Mas o custo desta concepção é evidente. Diz Morgan:
“Toda a crença básica da teoria da administração clássica e a sua aplicação moderna é sugerir que as organizações podem ou devem ser sistemas racionais que operam de maneira tão eficiente quanto possível. Enquanto muitos endossaram isso como um ideal, é mais fácil dizer do que fazer, pois estamos lidando com pessoas e não engrenagens e rodas inanimadas. A esse respeito, torna-se significativo que os teóricos clássicos tenham dado relativamente pouca atenção aos aspectos humanos da organização” (p. 40).

A percepção dos impasses desta visão trouxe a necessidade criar outras. Desde a perspectiva da administração científica e do controle, passou-se a buscar controle sobre a cultura corporativa, a través de estratégias de recursos humanos. Mas também houve quem visse nos impasses da visão da “máquina” uma forma mais complexa de conceber as relações de trabalha, assim como as relações da organização com o contexto cultural e social mais amplo.

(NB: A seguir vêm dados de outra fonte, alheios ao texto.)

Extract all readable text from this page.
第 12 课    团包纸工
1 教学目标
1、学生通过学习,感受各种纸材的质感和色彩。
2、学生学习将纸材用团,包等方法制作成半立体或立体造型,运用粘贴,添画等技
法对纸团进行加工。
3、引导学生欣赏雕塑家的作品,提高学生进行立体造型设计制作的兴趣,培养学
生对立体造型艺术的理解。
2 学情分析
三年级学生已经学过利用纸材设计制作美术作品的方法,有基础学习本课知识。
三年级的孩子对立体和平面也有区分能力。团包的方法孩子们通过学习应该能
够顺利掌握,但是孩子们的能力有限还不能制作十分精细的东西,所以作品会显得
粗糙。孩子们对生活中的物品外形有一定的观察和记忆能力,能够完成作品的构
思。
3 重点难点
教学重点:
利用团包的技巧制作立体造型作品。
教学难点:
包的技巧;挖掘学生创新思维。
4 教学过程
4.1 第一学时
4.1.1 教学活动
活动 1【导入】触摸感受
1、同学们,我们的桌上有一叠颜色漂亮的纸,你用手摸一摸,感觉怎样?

Voltando às considerações iniciais sobre o período que vivemos, as escolhas das imagens às quais recorremos para pensar são mais do que figuras de linguagem: elas expõem concepções de mundo anteriores e são formas de procurar formatar mentalidades. São formas de exercício de poder que alguns chamariam de soft power, mas entenda-se que soft neste contexto significa apenas que se consegue o controle do grupo não pela violência explicita, mas pela conquista da adesão dos subordinados. Com esta incorporação, alguém pode apontar o dedo para a ideologia dos outros e não se dar conta da sua, que lhe parece ser a realidade em si.

Qual a diferença entre usar expressões como “recursos humanos”ou “gestão de pessoas”? Ou, qual a diferença entre produzir uma psicologia que vê um sujeito como ser social em conflitos internos e externos ou uma que busque seu paradigma na biologia cerebral, ou ainda uma que pense numa pessoa como uma empresa a ser gerenciada? O meio é a mensagem.

Depois de apresentar suas diversas metáforas, Morgan desenvolve uma tese bastante interessante: não se trata de escolher qual seria aquela mais adequada para representar e configurar as organizações, mas de perceber que elas são organizações multifacetadas. Isto implica em que seja necessário pensar sempre desde diversas perspectivas, deve-se explorar várias metáforas em busca do que cada uma delas oferece, assim como a soma do que elas trariam à luz.

Este convite ao perspectivismo parece valido para todas as áreas e já é, sobretudo, uma garantia contra a adesão cega a uma visão de mundo, que pretenda se impor de modo fanático.